Já em setembro passado, seis das 11 térmicas a gás não puderam operar quando delas foi demandada carga extra a partir do Sudeste. A situação a médio prazo não é confortável, como comprova a recusa das térmicas em aceitar multas da Aneel nos contratos a partir de 2012, caso não tivessem condições de despachar a energia por falta de entrega de gás pela Petrobras. A Petrobras também se recusou a compartilhar riscos, o que indica que não há garantia firme de disponibilidade. Por esses motivos, o leilão de energia das térmicas foi adiado para 26 de julho, enquanto se põe de pé um esquema que acomode os interesses.

A solução para o qual se encaminha pode apenas contornar o problema. Seria criada uma "poupança" da geração térmica, como relatou o Valor (4 de julho). As térmicas poderiam gerar energia sempre que houver gás e não apenas para complementar a oferta hídrica. Essa energia criaria créditos, que seriam abatidos das multas quando as térmicas não conseguissem garantir o abastecimento. Isso não resolve a falta de gás - só assegura a oferta de energia mais cara quando ela é dispensável e não quando necessária.

Do lado da oferta hidrelétrica, mais preocupações. No planejamento estratégico, foi adiada por um ano a entrada em operação das usinas de Santo Antonio (2012) e Jirau (2013) no rio Madeira. O leilão para energia de 2010 foi postergado e não tem nova data ainda. A explicação oficial é a de que novas usinas conseguiram o sinal verde ambiental e não tiveram tempo para se candidatarem à licitação.

A perspectiva de abastecimento apertado indica que o princípio da modicidade tarifária começará a ser erodido por pressão da demanda. É preciso ressaltar que em seu conjunto a situação é muito melhor que a vigente antes do apagão de 2001 e que o país tem energia potencial de sobra para atender ao consumo crescente. As dificuldades concentram-se em como aumentar a oferta em curto espaço de tempo, tendo, ainda por cima, de interromper a mudança da matriz energética por causa da tempestade política sobre a oferta de gás boliviano.

Um estímulo de preços pode trazer para mercado a geração de energia de bagaço de cana, cuja disponibilidade está dando saltos com a febre de projetos para a produção do etanol. A oferta desse tipo de energia no ultimo leilão foi tímida. Segundo Marcos Jank, presidente da Unica, que representa as usinas de cana, a geração pode chegar a 20 mil MW (duas Itaipus) até 2020 - hoje, é de 2 mil MW.

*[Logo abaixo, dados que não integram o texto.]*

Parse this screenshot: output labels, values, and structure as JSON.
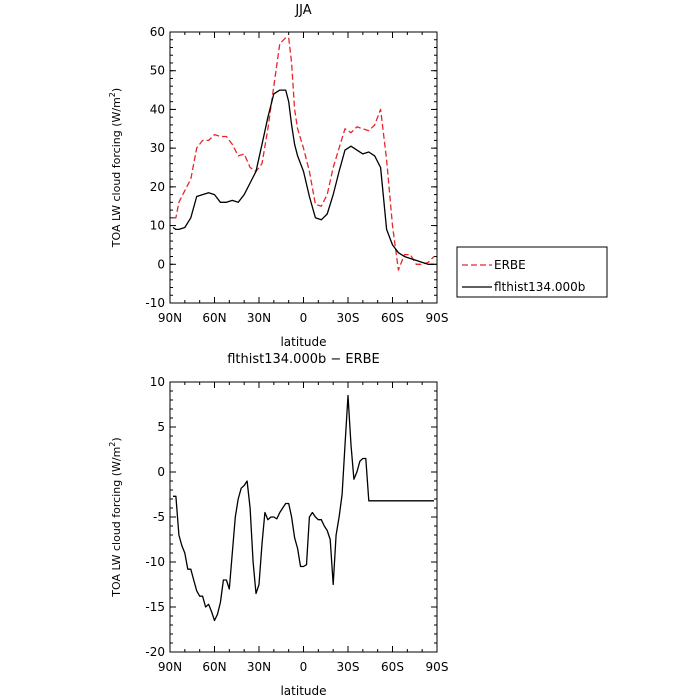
{
  "chart_data": [
    {
      "type": "line",
      "title": "JJA",
      "xlabel": "latitude",
      "ylabel_main": "TOA LW cloud forcing (W/m",
      "ylabel_sup": "2",
      "ylabel_end": ")",
      "xlim": [
        90,
        -90
      ],
      "ylim": [
        -10,
        60
      ],
      "x_ticks": [
        90,
        60,
        30,
        0,
        -30,
        -60,
        -90
      ],
      "x_tick_labels": [
        "90N",
        "60N",
        "30N",
        "0",
        "30S",
        "60S",
        "90S"
      ],
      "y_ticks": [
        -10,
        0,
        10,
        20,
        30,
        40,
        50,
        60
      ],
      "y_tick_labels": [
        "-10",
        "0",
        "10",
        "20",
        "30",
        "40",
        "50",
        "60"
      ],
      "legend": "outside-right",
      "series": [
        {
          "name": "ERBE",
          "color": "#e8262b",
          "dash": "dashed",
          "x": [
            88,
            86,
            84,
            80,
            76,
            72,
            68,
            64,
            60,
            56,
            52,
            48,
            44,
            40,
            36,
            32,
            28,
            24,
            20,
            16,
            12,
            10,
            8,
            6,
            4,
            0,
            -4,
            -8,
            -12,
            -16,
            -20,
            -24,
            -28,
            -32,
            -36,
            -40,
            -44,
            -48,
            -52,
            -56,
            -60,
            -64,
            -68,
            -72,
            -76,
            -80,
            -84,
            -88
          ],
          "values": [
            12,
            12,
            16,
            19,
            22,
            30,
            32,
            32,
            33.5,
            33,
            33,
            31,
            28,
            28.5,
            25,
            24,
            26,
            35,
            46,
            57,
            58.5,
            58.5,
            52,
            40,
            35,
            30,
            24,
            15.5,
            15,
            18,
            25,
            30,
            35,
            34,
            35.5,
            35,
            34.5,
            36,
            40,
            27,
            10,
            -1.5,
            2.5,
            2.5,
            0,
            0,
            0.5,
            2
          ]
        },
        {
          "name": "flthist134.000b",
          "color": "#000000",
          "dash": "solid",
          "x": [
            88,
            86,
            84,
            80,
            76,
            72,
            68,
            64,
            60,
            56,
            52,
            48,
            44,
            40,
            36,
            32,
            28,
            24,
            20,
            16,
            12,
            10,
            8,
            6,
            4,
            0,
            -4,
            -8,
            -12,
            -16,
            -20,
            -24,
            -28,
            -32,
            -36,
            -40,
            -44,
            -48,
            -52,
            -56,
            -60,
            -64,
            -68,
            -72,
            -76,
            -80,
            -84,
            -88
          ],
          "values": [
            9.5,
            9,
            9,
            9.5,
            12,
            17.5,
            18,
            18.5,
            18,
            16,
            16,
            16.5,
            16,
            18,
            21,
            24,
            31,
            38,
            44,
            45,
            45,
            42,
            36,
            31,
            28,
            24,
            17.5,
            12,
            11.5,
            13,
            18,
            24,
            29.5,
            30.5,
            29.5,
            28.5,
            29,
            28,
            25,
            9,
            5,
            3,
            2,
            1.5,
            1,
            0.5,
            0,
            0
          ]
        }
      ]
    },
    {
      "type": "line",
      "title": "flthist134.000b − ERBE",
      "xlabel": "latitude",
      "ylabel_main": "TOA LW cloud forcing (W/m",
      "ylabel_sup": "2",
      "ylabel_end": ")",
      "xlim": [
        90,
        -90
      ],
      "ylim": [
        -20,
        10
      ],
      "x_ticks": [
        90,
        60,
        30,
        0,
        -30,
        -60,
        -90
      ],
      "x_tick_labels": [
        "90N",
        "60N",
        "30N",
        "0",
        "30S",
        "60S",
        "90S"
      ],
      "y_ticks": [
        -20,
        -15,
        -10,
        -5,
        0,
        5,
        10
      ],
      "y_tick_labels": [
        "-20",
        "-15",
        "-10",
        "-5",
        "0",
        "5",
        "10"
      ],
      "series": [
        {
          "color": "#000000",
          "dash": "solid",
          "x": [
            88,
            86,
            84,
            82,
            80,
            78,
            76,
            74,
            72,
            70,
            68,
            66,
            64,
            62,
            60,
            58,
            56,
            54,
            52,
            50,
            48,
            46,
            44,
            42,
            40,
            38,
            36,
            34,
            32,
            30,
            28,
            26,
            24,
            22,
            20,
            18,
            16,
            14,
            12,
            10,
            8,
            6,
            4,
            2,
            0,
            -2,
            -4,
            -6,
            -8,
            -10,
            -12,
            -14,
            -16,
            -18,
            -20,
            -22,
            -24,
            -26,
            -28,
            -30,
            -32,
            -34,
            -36,
            -38,
            -40,
            -42,
            -44,
            -46,
            -48,
            -50,
            -52,
            -54,
            -56,
            -58,
            -60,
            -62,
            -64,
            -66,
            -68,
            -70,
            -72,
            -74,
            -76,
            -78,
            -80,
            -82,
            -84,
            -86,
            -88
          ],
          "values": [
            -2.7,
            -2.7,
            -7,
            -8.2,
            -9,
            -10.8,
            -10.8,
            -12,
            -13.2,
            -13.8,
            -13.8,
            -15,
            -14.7,
            -15.5,
            -16.5,
            -15.8,
            -14.5,
            -12,
            -12,
            -13,
            -9,
            -5,
            -3,
            -1.8,
            -1.5,
            -1,
            -4,
            -10,
            -13.5,
            -12.5,
            -8,
            -4.5,
            -5.3,
            -5,
            -5,
            -5.2,
            -4.5,
            -4,
            -3.5,
            -3.5,
            -5,
            -7.3,
            -8.5,
            -10.5,
            -10.5,
            -10.3,
            -5,
            -4.5,
            -5,
            -5.3,
            -5.3,
            -6,
            -6.5,
            -7.5,
            -12.5,
            -7,
            -5,
            -2.5,
            3,
            8.5,
            3,
            -0.8,
            0,
            1.2,
            1.5,
            1.5,
            -3.2,
            -3.2,
            -3.2,
            -3.2,
            -3.2,
            -3.2,
            -3.2,
            -3.2,
            -3.2,
            -3.2,
            -3.2,
            -3.2,
            -3.2,
            -3.2,
            -3.2,
            -3.2,
            -3.2,
            -3.2,
            -3.2,
            -3.2,
            -3.2,
            -3.2,
            -3.2
          ]
        }
      ]
    }
  ]
}
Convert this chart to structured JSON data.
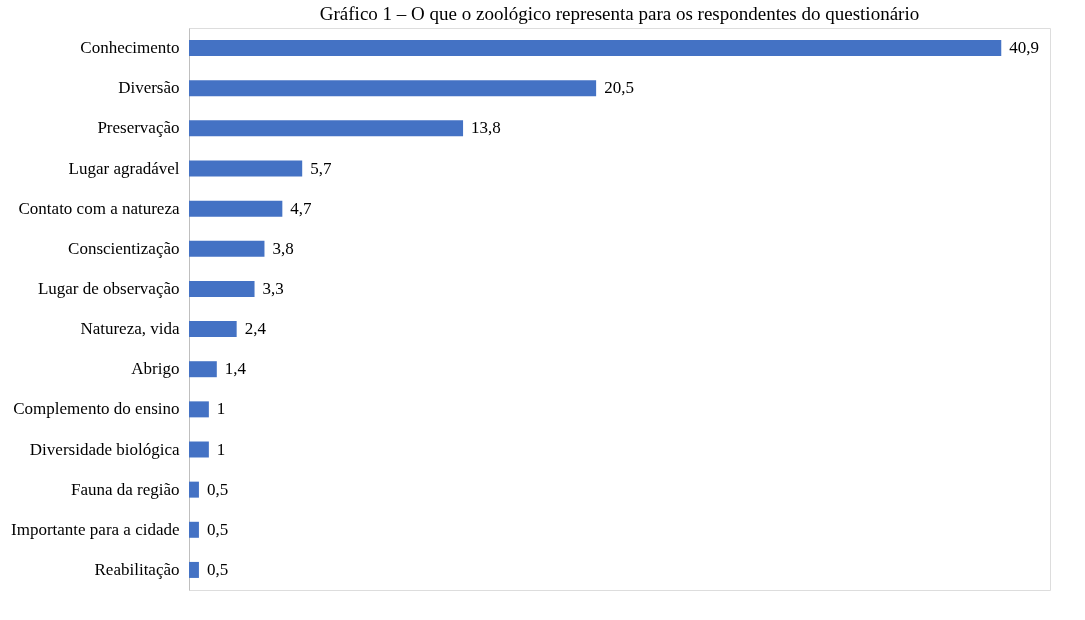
{
  "chart_data": {
    "type": "bar",
    "orientation": "horizontal",
    "title": "Gráfico 1 – O que o zoológico representa para os respondentes do questionário",
    "categories": [
      "Conhecimento",
      "Diversão",
      "Preservação",
      "Lugar agradável",
      "Contato com a natureza",
      "Conscientização",
      "Lugar de observação",
      "Natureza, vida",
      "Abrigo",
      "Complemento do ensino",
      "Diversidade biológica",
      "Fauna da região",
      "Importante para a cidade",
      "Reabilitação"
    ],
    "values": [
      40.9,
      20.5,
      13.8,
      5.7,
      4.7,
      3.8,
      3.3,
      2.4,
      1.4,
      1,
      1,
      0.5,
      0.5,
      0.5
    ],
    "value_labels": [
      "40,9",
      "20,5",
      "13,8",
      "5,7",
      "4,7",
      "3,8",
      "3,3",
      "2,4",
      "1,4",
      "1",
      "1",
      "0,5",
      "0,5",
      "0,5"
    ],
    "color": "#4472c4"
  }
}
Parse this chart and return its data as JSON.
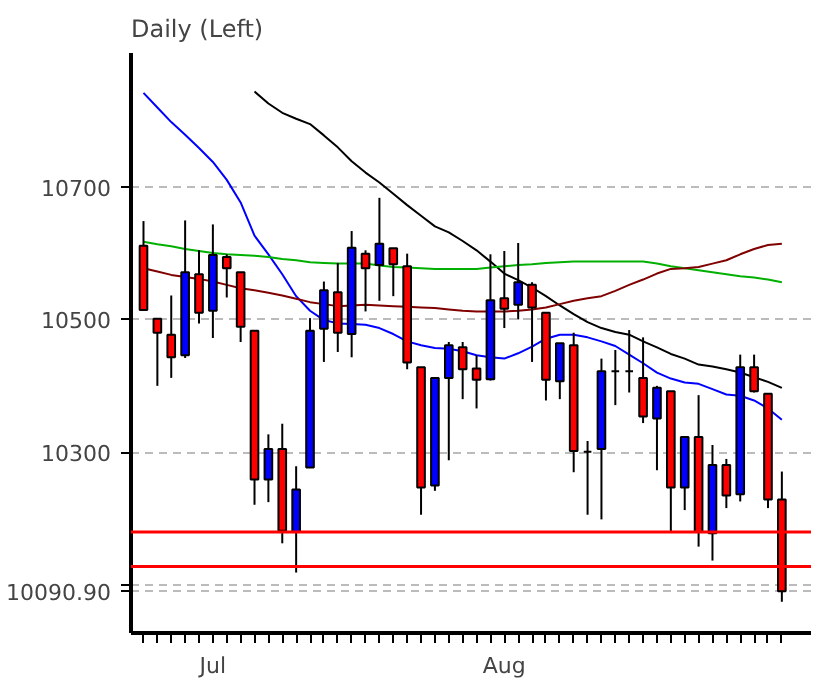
{
  "chart_data": {
    "type": "candlestick",
    "title": "Daily     (Left)",
    "categories": [
      null,
      null,
      null,
      null,
      null,
      "Jul",
      null,
      null,
      null,
      null,
      null,
      null,
      null,
      null,
      null,
      null,
      null,
      null,
      null,
      null,
      null,
      null,
      null,
      null,
      null,
      null,
      "Aug",
      null,
      null,
      null,
      null,
      null,
      null,
      null,
      null,
      null,
      null,
      null,
      null,
      null,
      null,
      null,
      null,
      null,
      null,
      null,
      null
    ],
    "ohlc": [
      [
        10611,
        10648,
        10514,
        10514
      ],
      [
        10501,
        10501,
        10400,
        10480
      ],
      [
        10477,
        10536,
        10412,
        10443
      ],
      [
        10446,
        10649,
        10442,
        10571
      ],
      [
        10568,
        10604,
        10494,
        10510
      ],
      [
        10513,
        10643,
        10472,
        10597
      ],
      [
        10594,
        10598,
        10533,
        10577
      ],
      [
        10571,
        10571,
        10466,
        10489
      ],
      [
        10483,
        10483,
        10221,
        10259
      ],
      [
        10259,
        10327,
        10225,
        10305
      ],
      [
        10305,
        10343,
        10163,
        10182
      ],
      [
        10180,
        10279,
        10119,
        10244
      ],
      [
        10277,
        10502,
        10277,
        10483
      ],
      [
        10486,
        10557,
        10436,
        10544
      ],
      [
        10541,
        10585,
        10451,
        10480
      ],
      [
        10478,
        10633,
        10443,
        10608
      ],
      [
        10599,
        10604,
        10512,
        10577
      ],
      [
        10582,
        10683,
        10528,
        10614
      ],
      [
        10607,
        10607,
        10535,
        10583
      ],
      [
        10580,
        10599,
        10425,
        10435
      ],
      [
        10428,
        10428,
        10206,
        10247
      ],
      [
        10250,
        10412,
        10242,
        10412
      ],
      [
        10412,
        10466,
        10288,
        10461
      ],
      [
        10458,
        10466,
        10380,
        10425
      ],
      [
        10426,
        10446,
        10366,
        10409
      ],
      [
        10410,
        10598,
        10408,
        10529
      ],
      [
        10532,
        10603,
        10487,
        10516
      ],
      [
        10522,
        10615,
        10500,
        10556
      ],
      [
        10552,
        10556,
        10436,
        10518
      ],
      [
        10510,
        10510,
        10378,
        10409
      ],
      [
        10407,
        10464,
        10380,
        10464
      ],
      [
        10461,
        10480,
        10270,
        10302
      ],
      [
        10301,
        10317,
        10206,
        10301
      ],
      [
        10305,
        10441,
        10199,
        10422
      ],
      [
        10422,
        10454,
        10371,
        10422
      ],
      [
        10422,
        10484,
        10390,
        10422
      ],
      [
        10412,
        10473,
        10344,
        10354
      ],
      [
        10351,
        10400,
        10273,
        10397
      ],
      [
        10392,
        10392,
        10181,
        10247
      ],
      [
        10247,
        10323,
        10213,
        10323
      ],
      [
        10323,
        10386,
        10158,
        10180
      ],
      [
        10178,
        10311,
        10137,
        10281
      ],
      [
        10281,
        10290,
        10216,
        10235
      ],
      [
        10237,
        10447,
        10226,
        10428
      ],
      [
        10428,
        10447,
        10390,
        10392
      ],
      [
        10388,
        10388,
        10216,
        10229
      ],
      [
        10229,
        10271,
        10075,
        10090.9
      ]
    ],
    "colors": [
      "#ff0000",
      "#ff0000",
      "#ff0000",
      "#0000ff",
      "#ff0000",
      "#0000ff",
      "#ff0000",
      "#ff0000",
      "#ff0000",
      "#0000ff",
      "#ff0000",
      "#0000ff",
      "#0000ff",
      "#0000ff",
      "#ff0000",
      "#0000ff",
      "#ff0000",
      "#0000ff",
      "#ff0000",
      "#ff0000",
      "#ff0000",
      "#0000ff",
      "#0000ff",
      "#ff0000",
      "#ff0000",
      "#0000ff",
      "#ff0000",
      "#0000ff",
      "#ff0000",
      "#ff0000",
      "#0000ff",
      "#ff0000",
      "#000000",
      "#0000ff",
      "#000000",
      "#000000",
      "#ff0000",
      "#0000ff",
      "#ff0000",
      "#0000ff",
      "#ff0000",
      "#0000ff",
      "#ff0000",
      "#0000ff",
      "#ff0000",
      "#ff0000",
      "#ff0000"
    ],
    "series": [
      {
        "type": "line",
        "color": "#0000ff",
        "values": [
          10841,
          10819,
          10797,
          10778,
          10758,
          10737,
          10710,
          10676,
          10626,
          10598,
          10568,
          10535,
          10513,
          10499,
          10494,
          10493,
          10492,
          10487,
          10478,
          10467,
          10461,
          10457,
          10456,
          10452,
          10446,
          10443,
          10441,
          10449,
          10459,
          10471,
          10477,
          10477,
          10473,
          10467,
          10460,
          10447,
          10434,
          10420,
          10411,
          10405,
          10403,
          10395,
          10387,
          10385,
          10378,
          10366,
          10349
        ]
      },
      {
        "type": "line",
        "color": "#000000",
        "values": [
          null,
          null,
          null,
          null,
          null,
          null,
          null,
          null,
          10843,
          10825,
          10811,
          10802,
          10794,
          10777,
          10759,
          10738,
          10721,
          10706,
          10689,
          10672,
          10656,
          10640,
          10631,
          10618,
          10604,
          10587,
          10569,
          10559,
          10548,
          10535,
          10521,
          10508,
          10496,
          10487,
          10481,
          10477,
          10467,
          10458,
          10448,
          10441,
          10432,
          10429,
          10425,
          10420,
          10413,
          10406,
          10397
        ]
      },
      {
        "type": "line",
        "color": "#00b000",
        "values": [
          10617,
          10613,
          10610,
          10606,
          10603,
          10600,
          10598,
          10597,
          10596,
          10594,
          10591,
          10589,
          10586,
          10585,
          10584,
          10584,
          10584,
          10581,
          10579,
          10578,
          10577,
          10576,
          10576,
          10576,
          10576,
          10578,
          10580,
          10582,
          10583,
          10585,
          10586,
          10587,
          10587,
          10587,
          10587,
          10587,
          10587,
          10584,
          10580,
          10577,
          10574,
          10571,
          10568,
          10565,
          10563,
          10560,
          10556
        ]
      },
      {
        "type": "line",
        "color": "#800000",
        "values": [
          10577,
          10572,
          10567,
          10564,
          10561,
          10557,
          10552,
          10547,
          10544,
          10540,
          10536,
          10531,
          10526,
          10523,
          10520,
          10521,
          10522,
          10521,
          10520,
          10519,
          10518,
          10517,
          10515,
          10513,
          10512,
          10512,
          10512,
          10513,
          10515,
          10518,
          10523,
          10528,
          10532,
          10535,
          10543,
          10552,
          10560,
          10569,
          10576,
          10577,
          10579,
          10584,
          10589,
          10598,
          10606,
          10612,
          10614
        ]
      }
    ],
    "ylim": [
      10028,
      10901
    ],
    "yticks": [
      10700,
      10500,
      10300,
      {
        "value": 10100,
        "label": null
      },
      {
        "value": 10090.9,
        "label": "10090.90"
      }
    ],
    "grid": "y",
    "ref_lines": [
      {
        "axis": "y",
        "value": 10180,
        "color": "#ff0000"
      },
      {
        "axis": "y",
        "value": 10128,
        "color": "#ff0000"
      }
    ]
  }
}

Há também sete novas usinas hidrelétricas a caminho da licitação que não necessariamente enfrentarão os mesmos problemas que as do rio Madeira. A opção pelo uso da energia nuclear pode acelerar o licenciamento das fontes hídricas, mais baratas e mais seguras. Uma campanha séria pela economia de energia com lâmpadas e equipamentos eletroeletrônicos que consumam menos pode trazer ganhos significativos. Um estudo da MB Associados e a Câmara Brasileira da Indústria de Energia indica que se o cronograma atual da oferta de gás se atrasar, pode faltar energia antes de 2010. É bom contar com essa hipótese e se preparar para ela.